Sí, tenemos un orden así, al menos en el aspecto formal. Y desde el punto de vista político bien podría decirse que somos una democracia capitalista, porque nuestras normas propugnan la defensa del derecho individual, al menos por ahora. Luego si miramos los ingresos nacionales veremos también que nuestra economía tiene una estructura productiva privada capitalista de mediano tamaño que aporta buena parte de los ingresos nacionales.
¿Pero entonces, si tenemos un orden de economía de mercado y un complejo institucional inspirado en la defensa de las libertades, por qué no hemos mejorado al ritmo de los otros países? Pues porque hoy está claro que tener normas de comercio abierto como instituciones democráticas de poder, no es suficiente. Hay que tener además una cultura social que se sustente en la idea de responsabilidad individual, tanto como en la de libertad económica.
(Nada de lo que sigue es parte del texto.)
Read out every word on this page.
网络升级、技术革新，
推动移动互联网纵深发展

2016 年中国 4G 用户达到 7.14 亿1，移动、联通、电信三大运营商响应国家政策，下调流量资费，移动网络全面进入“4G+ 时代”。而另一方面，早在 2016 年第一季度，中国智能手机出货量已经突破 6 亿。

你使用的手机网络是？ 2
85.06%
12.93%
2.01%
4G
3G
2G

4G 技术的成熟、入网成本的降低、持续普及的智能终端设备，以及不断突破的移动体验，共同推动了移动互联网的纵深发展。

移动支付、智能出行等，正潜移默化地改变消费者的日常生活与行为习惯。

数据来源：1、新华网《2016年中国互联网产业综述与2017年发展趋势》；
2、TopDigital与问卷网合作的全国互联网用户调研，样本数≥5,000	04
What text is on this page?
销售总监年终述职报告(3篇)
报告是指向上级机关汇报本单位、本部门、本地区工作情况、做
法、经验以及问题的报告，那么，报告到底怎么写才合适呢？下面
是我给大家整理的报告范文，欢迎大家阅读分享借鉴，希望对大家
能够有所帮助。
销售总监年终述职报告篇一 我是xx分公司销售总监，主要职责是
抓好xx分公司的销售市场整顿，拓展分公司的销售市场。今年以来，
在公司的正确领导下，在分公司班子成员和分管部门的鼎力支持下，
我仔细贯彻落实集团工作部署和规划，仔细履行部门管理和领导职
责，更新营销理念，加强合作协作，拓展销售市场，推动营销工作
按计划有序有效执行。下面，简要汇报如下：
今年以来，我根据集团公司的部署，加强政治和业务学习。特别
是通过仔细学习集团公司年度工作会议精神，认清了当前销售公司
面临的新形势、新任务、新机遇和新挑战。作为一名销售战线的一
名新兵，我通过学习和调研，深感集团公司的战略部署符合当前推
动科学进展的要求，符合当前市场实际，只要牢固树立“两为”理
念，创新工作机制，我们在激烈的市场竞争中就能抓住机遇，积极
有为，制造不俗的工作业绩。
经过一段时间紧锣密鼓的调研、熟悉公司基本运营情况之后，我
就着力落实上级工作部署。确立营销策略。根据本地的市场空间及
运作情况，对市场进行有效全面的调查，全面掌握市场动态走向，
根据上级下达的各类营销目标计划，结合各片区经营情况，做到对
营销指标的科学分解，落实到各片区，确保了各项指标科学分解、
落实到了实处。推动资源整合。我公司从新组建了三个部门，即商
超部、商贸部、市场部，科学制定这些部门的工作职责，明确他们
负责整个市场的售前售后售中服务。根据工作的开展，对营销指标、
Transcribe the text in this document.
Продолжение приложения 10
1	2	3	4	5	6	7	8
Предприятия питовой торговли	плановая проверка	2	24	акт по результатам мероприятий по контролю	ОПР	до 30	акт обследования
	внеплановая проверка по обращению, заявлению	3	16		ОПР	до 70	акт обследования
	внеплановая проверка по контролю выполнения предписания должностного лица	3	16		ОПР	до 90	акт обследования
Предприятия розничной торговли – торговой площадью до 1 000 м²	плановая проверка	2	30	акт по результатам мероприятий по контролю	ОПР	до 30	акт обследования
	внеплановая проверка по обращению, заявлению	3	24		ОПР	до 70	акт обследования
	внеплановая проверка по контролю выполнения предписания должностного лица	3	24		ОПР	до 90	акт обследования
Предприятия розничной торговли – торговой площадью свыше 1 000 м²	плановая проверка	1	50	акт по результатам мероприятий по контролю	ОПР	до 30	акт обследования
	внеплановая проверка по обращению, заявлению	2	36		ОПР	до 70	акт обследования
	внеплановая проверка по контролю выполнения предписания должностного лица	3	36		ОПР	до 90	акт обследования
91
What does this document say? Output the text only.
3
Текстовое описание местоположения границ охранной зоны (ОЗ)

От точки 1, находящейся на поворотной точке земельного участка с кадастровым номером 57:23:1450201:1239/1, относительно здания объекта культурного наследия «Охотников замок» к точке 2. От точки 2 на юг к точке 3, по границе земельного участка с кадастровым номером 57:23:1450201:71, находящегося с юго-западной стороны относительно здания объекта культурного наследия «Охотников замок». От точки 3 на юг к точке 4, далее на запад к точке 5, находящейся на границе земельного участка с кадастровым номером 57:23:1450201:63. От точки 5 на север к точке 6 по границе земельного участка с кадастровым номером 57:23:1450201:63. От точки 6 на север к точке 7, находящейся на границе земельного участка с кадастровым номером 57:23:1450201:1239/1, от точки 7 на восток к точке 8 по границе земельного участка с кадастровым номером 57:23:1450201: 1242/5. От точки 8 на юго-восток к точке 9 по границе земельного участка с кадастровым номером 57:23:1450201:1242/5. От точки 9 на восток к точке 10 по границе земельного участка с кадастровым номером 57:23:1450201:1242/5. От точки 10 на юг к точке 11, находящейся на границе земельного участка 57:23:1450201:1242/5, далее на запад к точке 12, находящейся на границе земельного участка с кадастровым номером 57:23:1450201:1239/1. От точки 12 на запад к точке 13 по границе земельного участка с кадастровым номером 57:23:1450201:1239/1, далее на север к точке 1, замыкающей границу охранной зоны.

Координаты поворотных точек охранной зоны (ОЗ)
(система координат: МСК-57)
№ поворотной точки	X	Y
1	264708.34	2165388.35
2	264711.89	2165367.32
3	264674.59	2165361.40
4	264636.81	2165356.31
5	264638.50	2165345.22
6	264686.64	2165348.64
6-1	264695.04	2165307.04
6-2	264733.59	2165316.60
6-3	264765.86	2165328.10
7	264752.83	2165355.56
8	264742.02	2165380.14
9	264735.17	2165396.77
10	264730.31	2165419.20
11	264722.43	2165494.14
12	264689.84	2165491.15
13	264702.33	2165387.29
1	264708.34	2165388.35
Hay que tener, en otras palabras, una cierta coherencia entre lo que se predica y lo que se hace.
Observando cuidadosamente lo que en verdad muestra nuestra sinuosa historia política inmediata, es que nosotros vivimos lejos de lo que predicamos en el orden formal de las cosas; porque aunque está claro que no somos enemigos del sistema capitalista -aquí la propiedad privada como la idea de utilidad económica son parte de nuestra filosofía corriente de vida- no visualizamos correctamente la relación entre las ideas políticas y el progreso. Y esto porque en general nuestra percepción de tales ideas está distorsionada por el discurso ideológico y la subjetividad emotiva que nos caracteriza.
No entendemos, por ejemplo, que un régimen político de libertades (como el que defiende la democracia liberal) únicamente puede sostenerse sobre la idea de la responsabilidad propia. Es decir, que la responsabilidad de la vida del individuo recae más sobre sí mismo que sobre el Estado y que eso constituye la verdadera fuerza de una sociedad, porque la gente asume que es el trabajo, más que la dádiva estatal o el subsidio gremial, el camino del éxito en la vida personal.
Ése mal entendimiento es tambien lo que nos lleva a aceptar como legítimas esas políticas abusivas que impiden a ciertos sectores exportar sus productos y a otros obtener una buena recompensa por su esfuerzo y su trabajo. O que cargan de impuestos a unos y nada a otros. O a pensar que los bloqueos, que atentan contra un rosario de derechos de las personas, son recursos legítimos de reclamo. O que el gasto público (léase dinero de los contribuyentes) puede ser usado como le venga en gana al poder político. Vemos todos esos atentados a la libertad, al trabajo y a los derechos individuales como actos de justicia social, no como profundos errores económicos.
No advertimos que nada más peligroso para el desarrollo que las maniobras demagógicas contra la libertad de trabajo y de comercio, nada más nocivo que atemorizar a la inversión irrespetando las leyes o la propiedad privada. Esa cultura de desprecio por los bienes y los derechos de los demás es la causa de nuestro subdesarrollo, la verdadera razón de nuestra miseria material. Y si a lo anterior le agregamos el deseo popular de tomar atajos para alcanzar el cielo del bienestar mediante la técnica de encumbrar en el poder público a populistas de toda laya, la debacle está asegurada.
En el mundo de hoy no se es pobre por fatalidad o por designio de alguna potencia extranjera -esas tonterías no son ciertas- sino por decisión propia; el tiro entonces está en saber cuales son las buenas decisiones y cuáles las malas. Y ahí es donde fallamos terriblemente.